Panel of local experts explores food and its sources in this ongoing discussion.

By Lauren Cohen | February 12, 2015, 4:30 pm

-Courtesy of Artifact Coffee
In Good Taste

​Origins Speaker Series at Artifact Coffee

Panel of local experts explores food and its sources in this ongoing discussion.

By Lauren Cohen | February 12, 2015, 4:30 pm

-Courtesy of Artifact Coffee

There's been a lot of health-conscious hype about where our food comes from recently, and in keeping with Spike Gjerde's farm-to-table mantra, Artifact Coffee's new speaker series is drumming up conversation about all things locally sourced.

"Origins: A Speaker Series," spearheaded by Gjerde and sustainable food champion Dana Slater, brings Baltimore experts together to explore local food trends and sources of specific ingredients.

The ongoing event launched in late January, where guests learned about aquaculture and Chesapeake Bay experts were on hand to shed light on everything from oyster farming to cleaning up the Bay. On February 19 at 6:30 p.m., the series continues with a roundtable-style talk about Maryland produce.
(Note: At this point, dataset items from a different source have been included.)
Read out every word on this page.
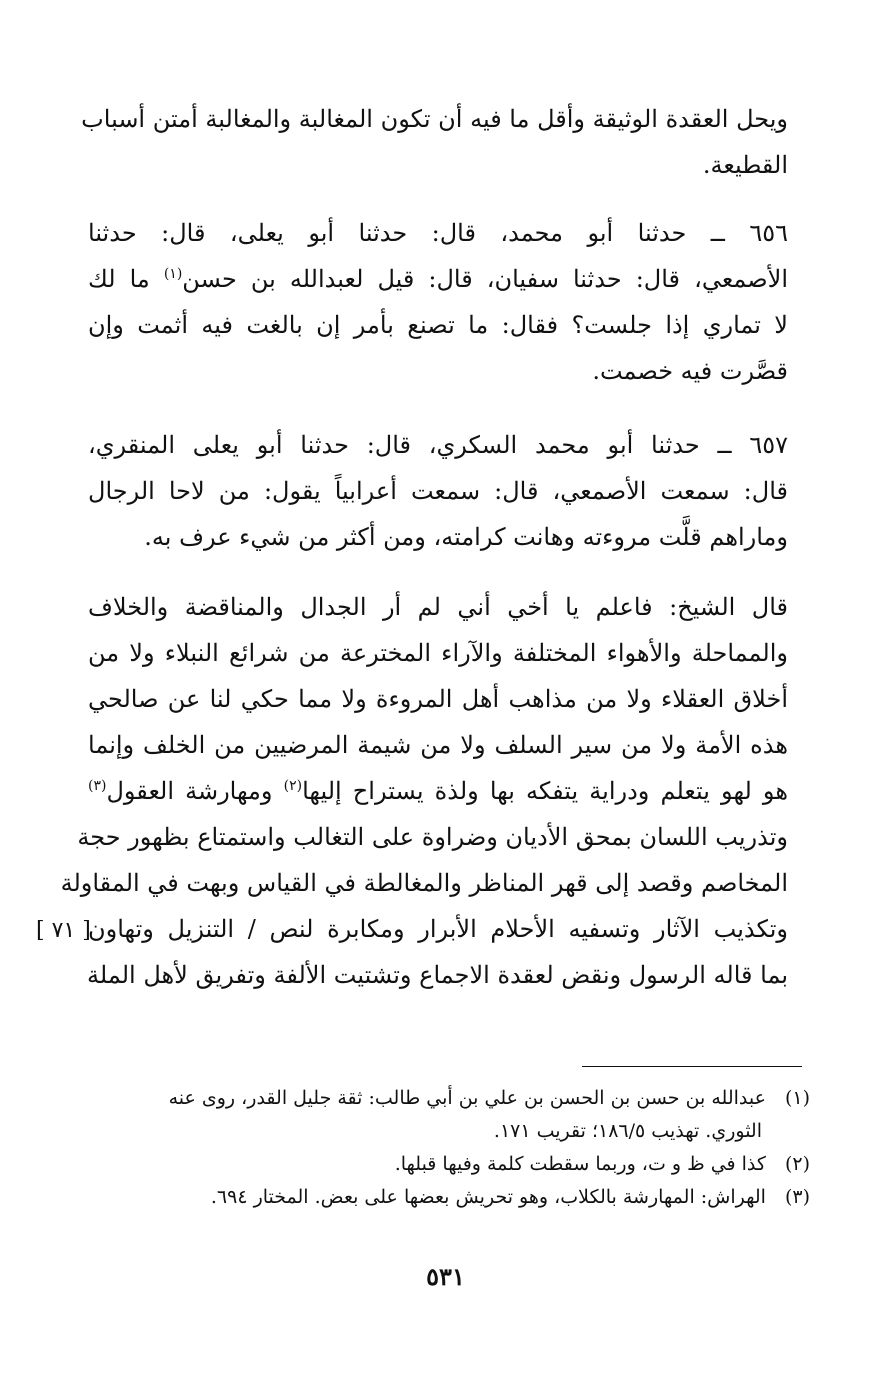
ويحل العقدة الوثيقة وأقل ما فيه أن تكون المغالبة والمغالبة أمتن أسباب
القطيعة.
٦٥٦ ــ حدثنا أبو محمد، قال: حدثنا أبو يعلى، قال: حدثنا
الأصمعي، قال: حدثنا سفيان، قال: قيل لعبدالله بن حسن$^{(١)}$ ما لك
لا تماري إذا جلست؟ فقال: ما تصنع بأمر إن بالغت فيه أثمت وإن
قصَّرت فيه خصمت.
٦٥٧ ــ حدثنا أبو محمد السكري، قال: حدثنا أبو يعلى المنقري،
قال: سمعت الأصمعي، قال: سمعت أعرابياً يقول: من لاحا الرجال
وماراهم قلَّت مروءته وهانت كرامته، ومن أكثر من شيء عرف به.
قال الشيخ: فاعلم يا أخي أني لم أر الجدال والمناقضة والخلاف
والمماحلة والأهواء المختلفة والآراء المخترعة من شرائع النبلاء ولا من
أخلاق العقلاء ولا من مذاهب أهل المروءة ولا مما حكي لنا عن صالحي
هذه الأمة ولا من سير السلف ولا من شيمة المرضيين من الخلف وإنما
هو لهو يتعلم ودراية يتفكه بها ولذة يستراح إليها$^{(٢)}$ ومهارشة العقول$^{(٣)}$
وتذريب اللسان بمحق الأديان وضراوة على التغالب واستمتاع بظهور حجة
المخاصم وقصد إلى قهر المناظر والمغالطة في القياس وبهت في المقاولة
وتكذيب الآثار وتسفيه الأحلام الأبرار ومكابرة لنص / التنزيل وتهاون
بما قاله الرسول ونقض لعقدة الاجماع وتشتيت الألفة وتفريق لأهل الملة
[ ٧١ ]
(١) عبدالله بن حسن بن الحسن بن علي بن أبي طالب: ثقة جليل القدر، روى عنه
الثوري. تهذيب ١٨٦/٥؛ تقريب ١٧١.
(٢) كذا في ظ و ت، وربما سقطت كلمة وفيها قبلها.
(٣) الهراش: المهارشة بالكلاب، وهو تحريش بعضها على بعض. المختار ٦٩٤.
٥٣١
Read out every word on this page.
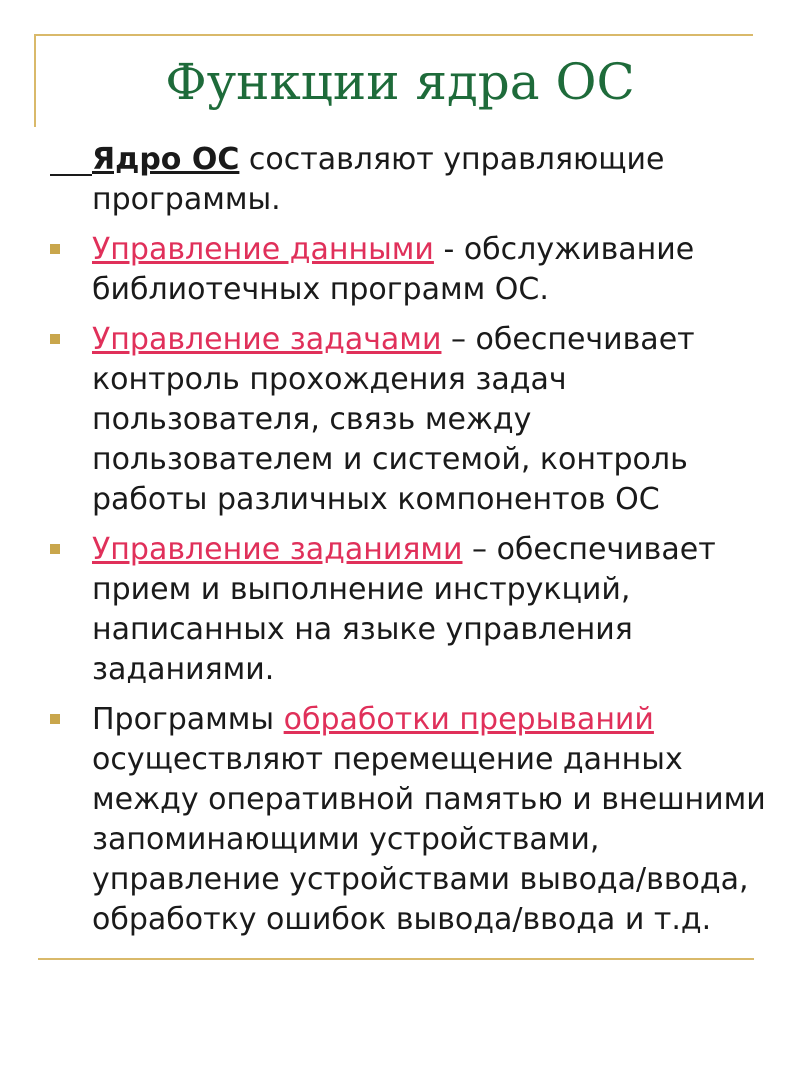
Функции ядра ОС

Ядро ОС составляют управляющие программы.

Управление данными - обслуживание библиотечных программ ОС.

Управление задачами – обеспечивает контроль прохождения задач пользователя, связь между пользователем и системой, контроль работы различных компонентов ОС

Управление заданиями – обеспечивает прием и выполнение инструкций, написанных на языке управления заданиями.

Программы обработки прерываний осуществляют перемещение данных между оперативной памятью и внешними запоминающими устройствами, управление устройствами вывода/ввода, обработку ошибок вывода/ввода и т.д.
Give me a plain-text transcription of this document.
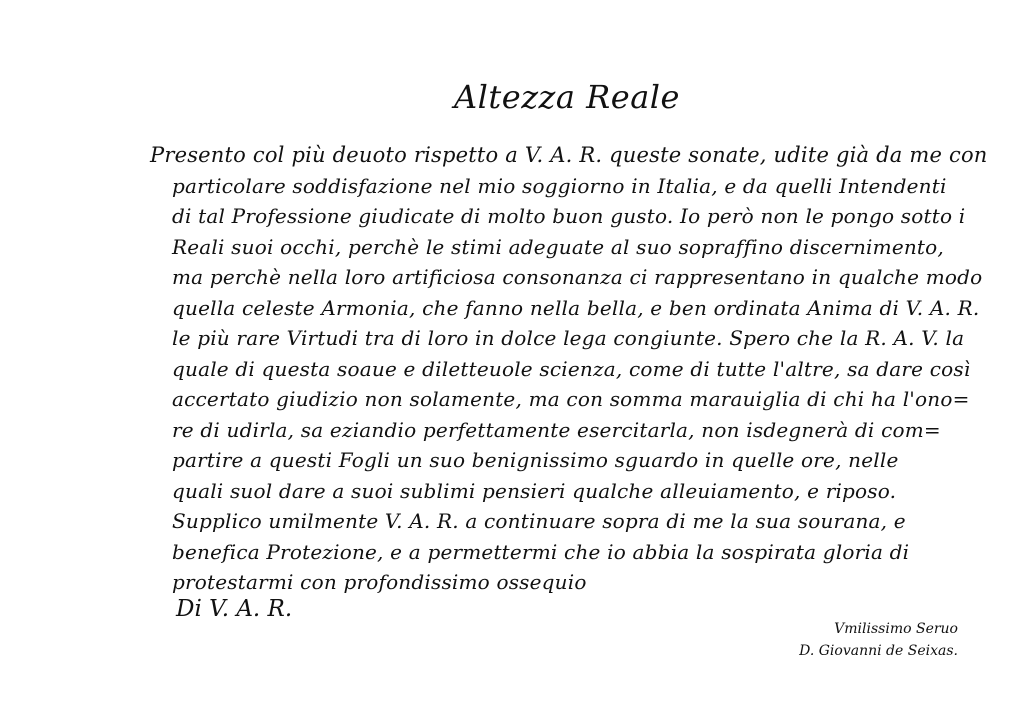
Altezza Reale
Presento col più deuoto rispetto a V. A. R. queste sonate, udite già da me con
particolare soddisfazione nel mio soggiorno in Italia, e da quelli Intendenti
di tal Professione giudicate di molto buon gusto. Io però non le pongo sotto i
Reali suoi occhi, perchè le stimi adeguate al suo sopraffino discernimento,
ma perchè nella loro artificiosa consonanza ci rappresentano in qualche modo
quella celeste Armonia, che fanno nella bella, e ben ordinata Anima di V. A. R.
le più rare Virtudi tra di loro in dolce lega congiunte. Spero che la R. A. V. la
quale di questa soaue e diletteuole scienza, come di tutte l'altre, sa dare così
accertato giudizio non solamente, ma con somma marauiglia di chi ha l'ono=
re di udirla, sa eziandio perfettamente esercitarla, non isdegnerà di com=
partire a questi Fogli un suo benignissimo sguardo in quelle ore, nelle
quali suol dare a suoi sublimi pensieri qualche alleuiamento, e riposo.
Supplico umilmente V. A. R. a continuare sopra di me la sua sourana, e
benefica Protezione, e a permettermi che io abbia la sospirata gloria di
protestarmi con profondissimo ossequio
Di V. A. R.
Vmilissimo Seruo
D. Giovanni de Seixas.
"Spike was adamant that the audience participates, and that comments are welcomed and encouraged," says Hannah Ragan, director of service training and outreach for Foodshed, the restaurant group behind Gjerde's restaurants.

Appearances by local produce specialists Joan and Drew Norman from One Straw Farm and Baltimore City Food Policy Director Holly Freishtat will be featured next week, and the panel will address the hot-button issue of integrating local produce into city schools.
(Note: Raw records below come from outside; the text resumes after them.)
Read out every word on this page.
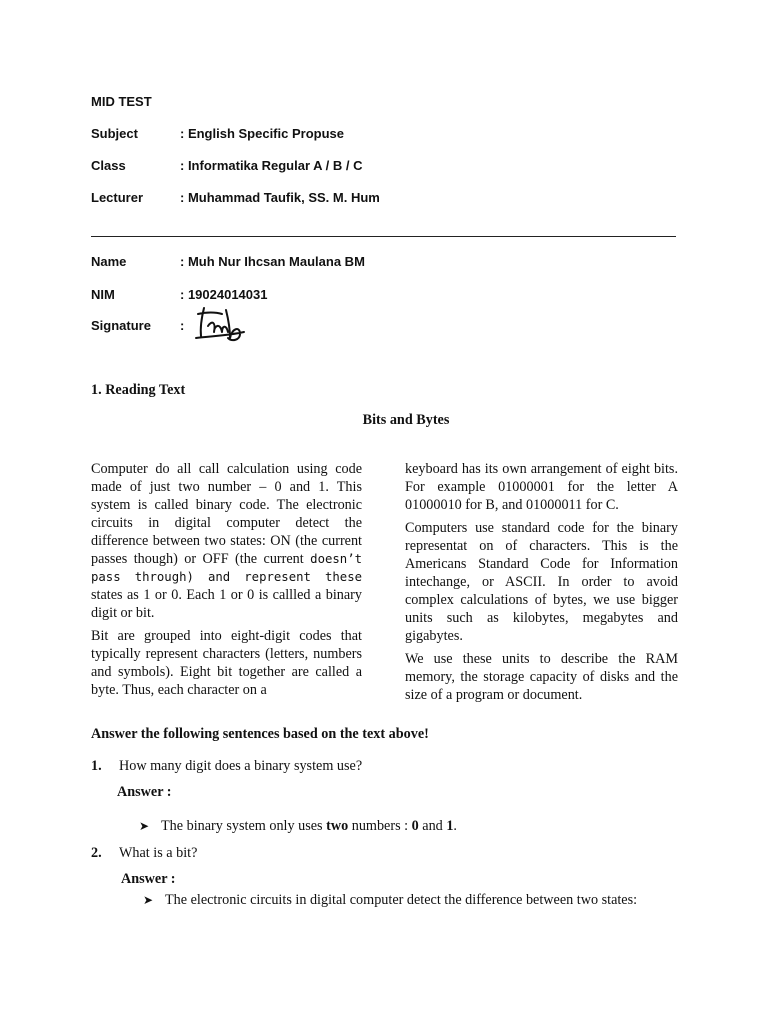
MID TEST
Subject	: English Specific Propuse
Class	: Informatika Regular A / B / C
Lecturer	: Muhammad Taufik, SS. M. Hum
Name	: Muh Nur Ihcsan Maulana BM
NIM	: 19024014031
Signature :
1. Reading Text
Bits and Bytes

Computer do all call calculation using code made of just two number – 0 and 1. This system is called binary code. The electronic circuits in digital computer detect the difference between two states: ON (the current passes though) or OFF (the current doesn’t pass through) and represent these states as 1 or 0. Each 1 or 0 is callled a binary digit or bit.

Bit are grouped into eight-digit codes that typically represent characters (letters, numbers and symbols). Eight bit together are called a byte. Thus, each character on a

keyboard has its own arrangement of eight bits. For example 01000001 for the letter A 01000010 for B, and 01000011 for C.

Computers use standard code for the binary representat on of characters. This is the Americans Standard Code for Information intechange, or ASCII. In order to avoid complex calculations of bytes, we use bigger units such as kilobytes, megabytes and gigabytes.

We use these units to describe the RAM memory, the storage capacity of disks and the size of a program or document.

Answer the following sentences based on the text above!
1. How many digit does a binary system use?
Answer :
➤ The binary system only uses two numbers : 0 and 1.
2. What is a bit?
Answer :
➤ The electronic circuits in digital computer detect the difference between two states:
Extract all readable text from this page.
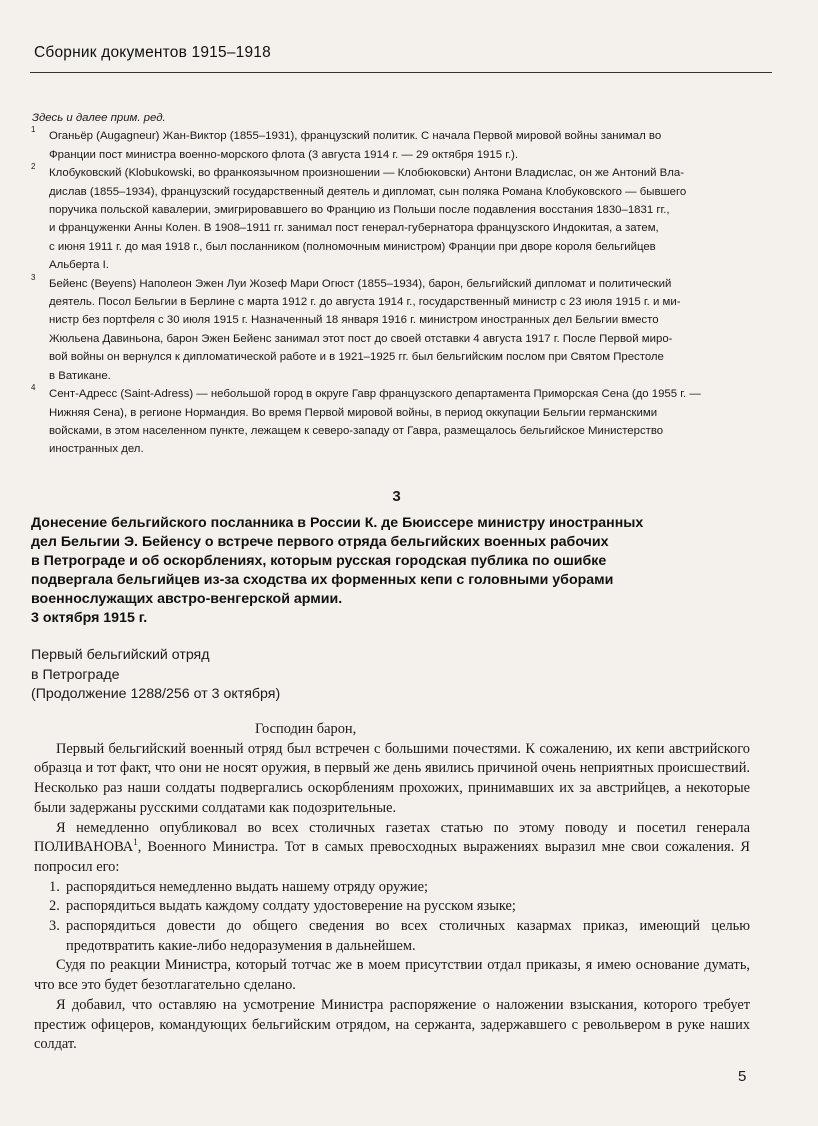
Сборник документов 1915–1918
Здесь и далее прим. ред.
1
Оганьёр (Augagneur) Жан-Виктор (1855–1931), французский политик. С начала Первой мировой войны занимал во
Франции пост министра военно-морского флота (3 августа 1914 г. — 29 октября 1915 г.).
2
Клобуковский (Klobukowski, во франкоязычном произношении — Клобюковски) Антони Владислас, он же Антоний Вла-
дислав (1855–1934), французский государственный деятель и дипломат, сын поляка Романа Клобуковского — бывшего
поручика польской кавалерии, эмигрировавшего во Францию из Польши после подавления восстания 1830–1831 гг.,
и француженки Анны Колен. В 1908–1911 гг. занимал пост генерал-губернатора французского Индокитая, а затем,
с июня 1911 г. до мая 1918 г., был посланником (полномочным министром) Франции при дворе короля бельгийцев
Альберта I.
3
Бейенс (Beyens) Наполеон Эжен Луи Жозеф Мари Огюст (1855–1934), барон, бельгийский дипломат и политический
деятель. Посол Бельгии в Берлине с марта 1912 г. до августа 1914 г., государственный министр с 23 июля 1915 г. и ми-
нистр без портфеля с 30 июля 1915 г. Назначенный 18 января 1916 г. министром иностранных дел Бельгии вместо
Жюльена Давиньона, барон Эжен Бейенс занимал этот пост до своей отставки 4 августа 1917 г. После Первой миро-
вой войны он вернулся к дипломатической работе и в 1921–1925 гг. был бельгийским послом при Святом Престоле
в Ватикане.
4
Сент-Адресс (Saint-Adress) — небольшой город в округе Гавр французского департамента Приморская Сена (до 1955 г. —
Нижняя Сена), в регионе Нормандия. Во время Первой мировой войны, в период оккупации Бельгии германскими
войсками, в этом населенном пункте, лежащем к северо-западу от Гавра, размещалось бельгийское Министерство
иностранных дел.
3
Донесение бельгийского посланника в России К. де Бюиссере министру иностранных
дел Бельгии Э. Бейенсу о встрече первого отряда бельгийских военных рабочих
в Петрограде и об оскорблениях, которым русская городская публика по ошибке
подвергала бельгийцев из-за сходства их форменных кепи с головными уборами
военнослужащих австро-венгерской армии.
3 октября 1915 г.
Первый бельгийский отряд
в Петрограде
(Продолжение 1288/256 от 3 октября)
Господин барон,
Первый бельгийский военный отряд был встречен с большими почестями. К сожалению, их кепи австрийского образца и тот факт, что они не носят оружия, в первый же день явились причиной очень неприятных происшествий. Несколько раз наши солдаты подвергались оскорблениям прохожих, принимавших их за австрийцев, а некоторые были задержаны русскими солдатами как подозрительные.
Я немедленно опубликовал во всех столичных газетах статью по этому поводу и посетил генерала ПОЛИВАНОВА$^1$, Военного Министра. Тот в самых превосходных выражениях выразил мне свои сожаления. Я попросил его:
1. распорядиться немедленно выдать нашему отряду оружие;
2. распорядиться выдать каждому солдату удостоверение на русском языке;
3. распорядиться довести до общего сведения во всех столичных казармах приказ, имеющий целью предотвратить какие-либо недоразумения в дальнейшем.
Судя по реакции Министра, который тотчас же в моем присутствии отдал приказы, я имею основание думать, что все это будет безотлагательно сделано.
Я добавил, что оставляю на усмотрение Министра распоряжение о наложении взыскания, которого требует престиж офицеров, командующих бельгийским отрядом, на сержанта, задержавшего с револьвером в руке наших солдат.
5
"There's a lot of good work being done that doesn't get the attention that it deserves," Ragan says. "It's really exciting to have all of these people who are so passionate about food together in one intimate room."

On March 19, specialty hog farmers and butchers will unite to moderate the third discussion about—you guessed it—meat.

Ragan says she's excited to keep the conversation going and reach a wider audience with the help of Heritage Radio. The New York-based foodie station will be recording, editing, and uploading all of the installments onto its website, making it possible to tune in even if you can't make it to the event.

"We've arranged installments through April but we'll keep going for as long as people want to talk about this," Ragan says.

The price of admission to the series includes one beverage and a family-style meal featuring the trendy talked-about ingredients.